Brazil's Central Bank Monetary Policy Committee (Copom) reaffirmed the likelihood it will continue to cut rates and at the same time perhaps put into question its commitment to the 4.5% inflation target for 2013, according to the quarterly inflation report released Thursday morning.
”Considering the value projected for inflation and the associated balance of risks, the Copom attributes a high probability to the realization of a scenario which contemplates the Selic (overnight) rate moving to levels slightly above the historic minimums and stabilizing at these levels, monetary policymakers wrote in Thursday's report, echoing the wording of the March 15 Copom minutes.
Since the Selic's historic minimum is 8.75%, the markets have taken this phrase as a signal the Copom will cut the Selic to 9.0% from the current 9.75%.

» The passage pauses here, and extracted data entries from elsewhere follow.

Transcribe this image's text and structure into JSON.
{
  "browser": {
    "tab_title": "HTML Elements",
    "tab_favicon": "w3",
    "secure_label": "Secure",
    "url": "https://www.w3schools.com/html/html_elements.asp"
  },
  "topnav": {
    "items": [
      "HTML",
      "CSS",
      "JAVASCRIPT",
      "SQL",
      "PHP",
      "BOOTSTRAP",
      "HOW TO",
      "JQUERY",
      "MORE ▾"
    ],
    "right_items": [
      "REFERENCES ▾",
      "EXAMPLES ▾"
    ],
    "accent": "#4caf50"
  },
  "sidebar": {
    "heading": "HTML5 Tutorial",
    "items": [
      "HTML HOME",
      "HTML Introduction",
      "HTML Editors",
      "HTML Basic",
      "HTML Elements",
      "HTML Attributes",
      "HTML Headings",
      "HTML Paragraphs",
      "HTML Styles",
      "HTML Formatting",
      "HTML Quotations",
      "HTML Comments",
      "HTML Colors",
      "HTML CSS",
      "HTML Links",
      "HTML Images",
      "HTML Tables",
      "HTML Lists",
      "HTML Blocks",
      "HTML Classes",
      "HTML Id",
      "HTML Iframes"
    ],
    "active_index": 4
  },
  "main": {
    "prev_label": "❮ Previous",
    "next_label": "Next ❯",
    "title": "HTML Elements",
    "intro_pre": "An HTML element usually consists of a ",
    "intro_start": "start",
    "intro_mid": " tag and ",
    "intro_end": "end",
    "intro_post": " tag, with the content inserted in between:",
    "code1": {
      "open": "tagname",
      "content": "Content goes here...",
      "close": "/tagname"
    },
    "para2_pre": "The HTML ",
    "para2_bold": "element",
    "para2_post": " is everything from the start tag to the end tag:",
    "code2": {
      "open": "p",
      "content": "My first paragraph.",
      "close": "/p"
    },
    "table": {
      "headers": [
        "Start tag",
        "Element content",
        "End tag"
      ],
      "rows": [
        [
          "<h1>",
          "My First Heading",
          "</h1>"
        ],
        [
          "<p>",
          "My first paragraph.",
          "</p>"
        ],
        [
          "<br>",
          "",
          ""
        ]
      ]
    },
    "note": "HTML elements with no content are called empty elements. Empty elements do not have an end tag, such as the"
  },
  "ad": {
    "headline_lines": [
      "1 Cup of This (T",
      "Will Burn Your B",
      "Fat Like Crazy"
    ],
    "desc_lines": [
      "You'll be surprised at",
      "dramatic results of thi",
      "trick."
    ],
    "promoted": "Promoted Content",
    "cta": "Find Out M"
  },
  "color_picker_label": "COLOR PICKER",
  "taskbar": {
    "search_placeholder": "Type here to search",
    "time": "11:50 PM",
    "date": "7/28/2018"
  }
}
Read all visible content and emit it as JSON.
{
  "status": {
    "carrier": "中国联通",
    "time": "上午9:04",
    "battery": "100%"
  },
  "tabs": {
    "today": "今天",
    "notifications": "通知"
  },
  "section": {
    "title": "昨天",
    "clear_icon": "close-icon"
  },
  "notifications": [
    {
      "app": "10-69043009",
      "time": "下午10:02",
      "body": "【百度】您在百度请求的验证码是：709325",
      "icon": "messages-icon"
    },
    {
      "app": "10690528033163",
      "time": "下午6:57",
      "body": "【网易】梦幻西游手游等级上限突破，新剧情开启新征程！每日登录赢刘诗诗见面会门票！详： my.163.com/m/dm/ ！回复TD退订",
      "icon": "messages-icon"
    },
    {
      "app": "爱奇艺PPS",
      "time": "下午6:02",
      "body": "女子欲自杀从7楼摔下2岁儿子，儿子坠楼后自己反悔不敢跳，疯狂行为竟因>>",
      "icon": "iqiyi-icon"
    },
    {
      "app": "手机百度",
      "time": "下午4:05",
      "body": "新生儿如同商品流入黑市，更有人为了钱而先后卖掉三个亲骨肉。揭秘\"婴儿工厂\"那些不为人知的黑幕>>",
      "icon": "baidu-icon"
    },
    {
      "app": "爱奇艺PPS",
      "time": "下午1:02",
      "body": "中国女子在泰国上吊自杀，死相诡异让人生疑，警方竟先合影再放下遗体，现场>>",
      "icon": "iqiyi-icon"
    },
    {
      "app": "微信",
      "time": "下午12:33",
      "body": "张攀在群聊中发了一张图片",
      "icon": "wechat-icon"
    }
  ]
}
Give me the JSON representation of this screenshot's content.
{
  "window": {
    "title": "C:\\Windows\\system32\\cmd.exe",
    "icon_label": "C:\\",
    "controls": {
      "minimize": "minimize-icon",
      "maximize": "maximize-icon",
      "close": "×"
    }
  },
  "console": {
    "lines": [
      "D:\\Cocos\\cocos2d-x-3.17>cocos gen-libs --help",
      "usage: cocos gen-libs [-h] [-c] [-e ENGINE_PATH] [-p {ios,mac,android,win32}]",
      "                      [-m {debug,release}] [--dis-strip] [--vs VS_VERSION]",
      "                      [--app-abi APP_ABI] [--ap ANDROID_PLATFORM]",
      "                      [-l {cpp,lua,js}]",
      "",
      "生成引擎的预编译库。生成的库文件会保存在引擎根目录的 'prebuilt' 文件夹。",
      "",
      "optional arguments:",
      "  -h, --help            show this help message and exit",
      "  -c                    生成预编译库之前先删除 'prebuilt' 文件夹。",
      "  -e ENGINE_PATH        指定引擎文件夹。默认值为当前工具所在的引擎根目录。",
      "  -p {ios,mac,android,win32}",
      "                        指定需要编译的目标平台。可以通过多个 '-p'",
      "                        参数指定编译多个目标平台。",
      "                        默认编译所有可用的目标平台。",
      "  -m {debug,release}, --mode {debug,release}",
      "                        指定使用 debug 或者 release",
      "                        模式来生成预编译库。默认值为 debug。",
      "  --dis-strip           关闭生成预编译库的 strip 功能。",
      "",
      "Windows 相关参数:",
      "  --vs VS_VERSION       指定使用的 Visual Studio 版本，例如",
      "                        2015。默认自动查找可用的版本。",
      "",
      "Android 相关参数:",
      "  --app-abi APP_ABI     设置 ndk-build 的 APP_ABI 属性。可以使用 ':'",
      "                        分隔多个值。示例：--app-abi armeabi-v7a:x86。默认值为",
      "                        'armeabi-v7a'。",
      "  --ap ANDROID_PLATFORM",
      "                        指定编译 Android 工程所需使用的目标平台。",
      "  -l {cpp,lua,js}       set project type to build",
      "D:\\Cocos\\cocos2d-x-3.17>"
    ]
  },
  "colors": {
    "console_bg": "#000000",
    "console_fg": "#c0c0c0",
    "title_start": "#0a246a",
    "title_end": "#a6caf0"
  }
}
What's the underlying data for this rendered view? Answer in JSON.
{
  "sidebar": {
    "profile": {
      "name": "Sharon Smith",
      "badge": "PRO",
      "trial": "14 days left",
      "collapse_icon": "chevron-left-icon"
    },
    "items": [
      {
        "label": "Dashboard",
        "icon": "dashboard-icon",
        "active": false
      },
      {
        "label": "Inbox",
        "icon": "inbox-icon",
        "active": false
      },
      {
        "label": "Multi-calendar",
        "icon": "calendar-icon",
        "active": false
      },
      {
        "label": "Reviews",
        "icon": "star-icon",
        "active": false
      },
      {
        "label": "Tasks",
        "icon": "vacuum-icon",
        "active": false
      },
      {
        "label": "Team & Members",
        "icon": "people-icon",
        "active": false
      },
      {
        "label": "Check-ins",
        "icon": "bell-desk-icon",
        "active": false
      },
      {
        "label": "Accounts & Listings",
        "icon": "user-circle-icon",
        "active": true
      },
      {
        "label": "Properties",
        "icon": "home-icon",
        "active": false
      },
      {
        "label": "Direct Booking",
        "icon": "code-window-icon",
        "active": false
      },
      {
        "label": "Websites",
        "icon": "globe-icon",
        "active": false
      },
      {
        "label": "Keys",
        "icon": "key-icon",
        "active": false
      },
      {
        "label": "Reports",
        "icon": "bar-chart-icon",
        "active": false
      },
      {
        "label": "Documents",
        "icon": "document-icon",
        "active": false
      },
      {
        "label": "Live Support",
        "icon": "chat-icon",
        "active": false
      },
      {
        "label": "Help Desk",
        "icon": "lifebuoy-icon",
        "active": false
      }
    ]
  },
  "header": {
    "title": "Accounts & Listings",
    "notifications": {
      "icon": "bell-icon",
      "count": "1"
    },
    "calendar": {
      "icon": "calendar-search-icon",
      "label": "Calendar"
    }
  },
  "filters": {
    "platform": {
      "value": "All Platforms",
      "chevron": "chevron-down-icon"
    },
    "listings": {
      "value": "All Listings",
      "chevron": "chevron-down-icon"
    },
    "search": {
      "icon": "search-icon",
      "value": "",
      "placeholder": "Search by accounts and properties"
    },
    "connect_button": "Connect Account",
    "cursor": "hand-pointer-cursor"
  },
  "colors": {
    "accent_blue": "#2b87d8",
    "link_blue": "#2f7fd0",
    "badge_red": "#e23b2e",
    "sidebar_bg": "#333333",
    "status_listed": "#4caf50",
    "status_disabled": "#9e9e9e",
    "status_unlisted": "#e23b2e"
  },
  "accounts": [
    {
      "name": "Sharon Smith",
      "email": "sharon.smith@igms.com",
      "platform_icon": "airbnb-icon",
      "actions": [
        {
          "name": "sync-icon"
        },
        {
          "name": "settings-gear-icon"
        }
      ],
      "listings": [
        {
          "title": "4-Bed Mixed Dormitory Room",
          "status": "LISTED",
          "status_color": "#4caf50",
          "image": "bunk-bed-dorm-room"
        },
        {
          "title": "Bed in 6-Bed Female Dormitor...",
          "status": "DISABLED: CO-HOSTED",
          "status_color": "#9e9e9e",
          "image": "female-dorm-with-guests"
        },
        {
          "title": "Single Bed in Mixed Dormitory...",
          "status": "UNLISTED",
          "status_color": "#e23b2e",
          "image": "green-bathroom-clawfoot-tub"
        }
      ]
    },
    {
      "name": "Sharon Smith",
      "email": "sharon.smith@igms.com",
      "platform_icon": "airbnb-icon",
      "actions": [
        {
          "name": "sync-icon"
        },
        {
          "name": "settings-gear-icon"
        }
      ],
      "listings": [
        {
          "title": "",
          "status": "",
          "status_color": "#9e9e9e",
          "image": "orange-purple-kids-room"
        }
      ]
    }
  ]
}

Yet based on the forecasts in the report, a Selic at 9.0% would lead to inflation above the target in 2013. Since the inflation target is 4.5%, even a Selic at 9.75% appears incompatible with the 2013 target.
In current round of easing that began August 31, the Copom cut the Selic 50 basis points four times in a row, then at the last meeting March 7 cut 75 bps to bring the Selic to 9.75%.
Private sector consensus is policymakers will cut the Selic another 75 bps to 9.0% at the April 18 meeting, to end this easing cycle.
In the report's reference scenario, which projects inflation based on the Selic and currency exchange rate, 1.75 reais to the U.S. dollar, as of March 9, inflation will be 4.4% in 2012, 5.2% in 2013, and 5.1% the first quarter of 2014, which is as far as the report's projection extend.
The report also includes a market scenario, which plugs the market consensus forecast for the Selic of 9.0% and stable exchange rate at 1.75 into the Copom's models, and comes out with a forecast of 4.5% inflation in 2012, 5.3% in 2013, and 5.2% the first quarter of 2014.
In the Copom's December inflation report, the reference scenario had the Selic at 11.0%, the currency at 1.80, and forecast 4.7% inflation in 2012 and 2013.
The improvement in the 2012 scenario in the latest report comes from inflation rates in recent months markedly below the prevailing expectations while the worsening of the 2013 forecast is because the trajectory of interest rates in this Report is distinct from that considered in the prior one.”